When did you first encounter surrealism and know it would be a part of your creative expression?
The problem with my earlier writing was that it was linear. It was rigid. Living near Paris, reading French every day, I’m exposed to surrealism art and text. As a spectator and reader, it lessens my anxiety, makes me smile yet I didn’t realise until a couple of years ago, that this is the direction my writing should take. Experiment more, free write, take risks, tap into the unconscious, look at the minutiae rather than the big picture, search for a hidden meaning and truth.
What was your biggest obstacle in writing this collection and how did you overcome it?
As most of the stories were already published, it was more about getting it into book form and formatting. Health issues with me and in the family stalled the process. I overcame it by not stressing about the when—when it was going to get published—and focused instead on writing bits and pieces every day and reading. The poetry of Jane Kenyon was incredibly healing.
Any advice for young writers interested in pursuing the independent publishing route?

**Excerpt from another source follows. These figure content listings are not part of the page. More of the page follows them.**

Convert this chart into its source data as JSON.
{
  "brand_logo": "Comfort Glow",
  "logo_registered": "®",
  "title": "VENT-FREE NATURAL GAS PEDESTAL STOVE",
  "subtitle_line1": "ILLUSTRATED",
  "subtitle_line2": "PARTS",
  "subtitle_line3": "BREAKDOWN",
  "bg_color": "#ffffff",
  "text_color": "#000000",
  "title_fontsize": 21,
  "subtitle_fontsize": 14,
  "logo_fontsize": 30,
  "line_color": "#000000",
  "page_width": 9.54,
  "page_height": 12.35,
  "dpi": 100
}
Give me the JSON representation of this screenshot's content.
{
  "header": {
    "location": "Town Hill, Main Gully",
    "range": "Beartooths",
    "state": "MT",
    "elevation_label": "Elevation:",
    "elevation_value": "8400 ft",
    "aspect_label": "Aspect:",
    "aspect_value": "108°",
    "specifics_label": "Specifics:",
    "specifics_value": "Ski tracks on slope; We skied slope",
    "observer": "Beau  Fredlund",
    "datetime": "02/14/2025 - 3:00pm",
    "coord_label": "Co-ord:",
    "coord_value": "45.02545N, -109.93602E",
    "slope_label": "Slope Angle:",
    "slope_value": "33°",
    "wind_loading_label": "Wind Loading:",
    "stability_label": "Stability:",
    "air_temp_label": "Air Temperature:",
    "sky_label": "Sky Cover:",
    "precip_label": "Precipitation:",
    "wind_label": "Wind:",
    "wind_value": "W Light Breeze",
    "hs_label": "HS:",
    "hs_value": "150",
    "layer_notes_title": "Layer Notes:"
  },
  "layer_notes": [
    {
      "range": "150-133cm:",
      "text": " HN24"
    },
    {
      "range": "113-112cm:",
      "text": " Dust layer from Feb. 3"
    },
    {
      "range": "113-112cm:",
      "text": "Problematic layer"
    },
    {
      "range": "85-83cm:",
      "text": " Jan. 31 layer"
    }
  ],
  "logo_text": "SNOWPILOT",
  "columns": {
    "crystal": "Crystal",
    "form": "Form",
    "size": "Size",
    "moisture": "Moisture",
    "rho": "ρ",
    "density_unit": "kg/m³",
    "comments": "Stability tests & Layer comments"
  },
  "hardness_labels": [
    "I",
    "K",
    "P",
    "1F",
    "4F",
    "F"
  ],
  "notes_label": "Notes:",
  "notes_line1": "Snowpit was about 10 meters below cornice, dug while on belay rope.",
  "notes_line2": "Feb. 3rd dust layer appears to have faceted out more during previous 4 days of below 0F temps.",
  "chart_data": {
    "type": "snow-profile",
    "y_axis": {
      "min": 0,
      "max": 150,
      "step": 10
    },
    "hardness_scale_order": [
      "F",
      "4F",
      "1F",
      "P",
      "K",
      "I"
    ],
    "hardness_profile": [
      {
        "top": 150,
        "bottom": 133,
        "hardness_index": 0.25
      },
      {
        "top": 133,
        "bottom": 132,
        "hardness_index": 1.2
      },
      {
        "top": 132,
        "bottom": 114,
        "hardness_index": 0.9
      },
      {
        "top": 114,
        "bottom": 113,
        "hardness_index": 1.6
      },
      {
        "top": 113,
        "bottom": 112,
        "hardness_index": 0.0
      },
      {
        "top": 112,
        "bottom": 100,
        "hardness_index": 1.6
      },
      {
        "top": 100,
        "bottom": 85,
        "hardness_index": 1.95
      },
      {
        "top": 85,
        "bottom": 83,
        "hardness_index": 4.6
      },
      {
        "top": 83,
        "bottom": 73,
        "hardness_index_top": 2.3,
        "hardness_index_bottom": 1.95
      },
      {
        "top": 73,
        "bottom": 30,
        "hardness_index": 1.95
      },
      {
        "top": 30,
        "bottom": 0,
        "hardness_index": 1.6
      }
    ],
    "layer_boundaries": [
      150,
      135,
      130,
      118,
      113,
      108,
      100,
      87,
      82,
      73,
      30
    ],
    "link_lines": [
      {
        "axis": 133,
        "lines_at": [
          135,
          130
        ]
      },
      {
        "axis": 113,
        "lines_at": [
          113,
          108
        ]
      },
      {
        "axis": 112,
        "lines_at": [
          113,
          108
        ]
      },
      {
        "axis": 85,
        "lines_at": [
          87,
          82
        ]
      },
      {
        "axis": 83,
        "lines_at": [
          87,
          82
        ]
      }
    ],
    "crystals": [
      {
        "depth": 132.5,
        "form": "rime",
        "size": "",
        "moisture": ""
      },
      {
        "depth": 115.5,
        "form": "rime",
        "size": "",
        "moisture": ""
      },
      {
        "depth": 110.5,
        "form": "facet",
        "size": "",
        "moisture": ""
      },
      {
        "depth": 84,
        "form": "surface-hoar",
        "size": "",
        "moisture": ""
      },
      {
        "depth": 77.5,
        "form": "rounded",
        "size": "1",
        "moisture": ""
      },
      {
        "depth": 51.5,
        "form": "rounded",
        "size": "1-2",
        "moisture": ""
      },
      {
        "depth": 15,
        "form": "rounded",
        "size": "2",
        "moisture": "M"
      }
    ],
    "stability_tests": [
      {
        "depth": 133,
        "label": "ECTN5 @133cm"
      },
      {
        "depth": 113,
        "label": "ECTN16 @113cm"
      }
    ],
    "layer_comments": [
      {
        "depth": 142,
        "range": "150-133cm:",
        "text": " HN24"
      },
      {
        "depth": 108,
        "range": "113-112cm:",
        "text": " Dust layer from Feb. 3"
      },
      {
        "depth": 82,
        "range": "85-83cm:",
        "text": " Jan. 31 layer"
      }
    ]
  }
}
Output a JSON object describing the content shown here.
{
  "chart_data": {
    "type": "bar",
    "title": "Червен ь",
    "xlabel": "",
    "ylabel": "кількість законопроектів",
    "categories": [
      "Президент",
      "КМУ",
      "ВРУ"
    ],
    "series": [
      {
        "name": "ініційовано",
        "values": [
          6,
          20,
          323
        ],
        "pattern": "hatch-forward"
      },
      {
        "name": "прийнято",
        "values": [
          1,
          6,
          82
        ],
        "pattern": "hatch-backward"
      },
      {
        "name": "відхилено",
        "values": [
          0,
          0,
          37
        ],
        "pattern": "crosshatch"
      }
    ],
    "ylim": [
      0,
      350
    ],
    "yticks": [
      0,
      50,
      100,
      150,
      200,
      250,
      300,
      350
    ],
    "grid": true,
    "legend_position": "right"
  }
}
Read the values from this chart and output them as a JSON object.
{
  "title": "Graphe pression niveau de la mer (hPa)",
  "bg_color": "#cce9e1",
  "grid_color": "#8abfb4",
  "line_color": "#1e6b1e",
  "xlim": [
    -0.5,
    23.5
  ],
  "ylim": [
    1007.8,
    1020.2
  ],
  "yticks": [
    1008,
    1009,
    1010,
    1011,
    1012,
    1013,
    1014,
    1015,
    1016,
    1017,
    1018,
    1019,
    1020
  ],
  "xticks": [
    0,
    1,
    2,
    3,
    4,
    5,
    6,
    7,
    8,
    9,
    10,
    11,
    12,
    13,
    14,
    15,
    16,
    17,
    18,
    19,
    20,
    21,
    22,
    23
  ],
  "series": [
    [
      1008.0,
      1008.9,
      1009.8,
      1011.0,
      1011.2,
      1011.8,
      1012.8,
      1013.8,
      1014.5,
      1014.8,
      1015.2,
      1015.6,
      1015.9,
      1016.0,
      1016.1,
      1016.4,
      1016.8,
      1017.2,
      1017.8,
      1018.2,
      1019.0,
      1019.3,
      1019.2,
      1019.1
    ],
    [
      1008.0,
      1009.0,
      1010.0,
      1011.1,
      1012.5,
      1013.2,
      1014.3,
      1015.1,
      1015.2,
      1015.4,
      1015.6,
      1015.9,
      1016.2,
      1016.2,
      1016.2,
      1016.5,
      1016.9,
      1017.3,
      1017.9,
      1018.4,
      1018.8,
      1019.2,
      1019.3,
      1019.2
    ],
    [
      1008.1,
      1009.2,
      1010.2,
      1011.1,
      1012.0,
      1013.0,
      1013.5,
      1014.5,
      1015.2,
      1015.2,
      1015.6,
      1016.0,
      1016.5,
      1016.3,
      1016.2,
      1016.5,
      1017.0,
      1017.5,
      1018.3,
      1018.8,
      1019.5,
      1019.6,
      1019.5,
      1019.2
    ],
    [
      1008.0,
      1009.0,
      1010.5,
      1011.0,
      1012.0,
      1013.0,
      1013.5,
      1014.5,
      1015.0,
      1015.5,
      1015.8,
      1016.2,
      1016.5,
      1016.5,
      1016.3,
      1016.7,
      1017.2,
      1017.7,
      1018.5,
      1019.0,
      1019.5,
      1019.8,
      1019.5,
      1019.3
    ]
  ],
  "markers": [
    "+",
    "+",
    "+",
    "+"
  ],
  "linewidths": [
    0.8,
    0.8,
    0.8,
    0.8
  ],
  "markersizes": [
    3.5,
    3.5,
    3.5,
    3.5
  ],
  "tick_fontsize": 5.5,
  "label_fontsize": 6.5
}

Go for it. You’re in the driver’s seat but be prepared to invest in hiring professionals like editors, proofreaders or ask for volunteers to read your work and look out for any incoherencies, spelling mistakes and all that type of stuff. You have to market your own book. I don’t have any social networks but I must admit it does help. A web page and author page on Amazon could also promote the book.
Can you share three books, entertainment, or other media that you are enjoying at this time?
The Collected Poems of Theodore Roethke. La Légende de la Vieille Morte – Jean-Paul Chabrol. Short Story Masterpieces (Edition edited by Robert Penn Warren and Albert Erskine.)
Thanks so much for being a part of coalitionworks Isabelle, and again: congratulations on your latest release!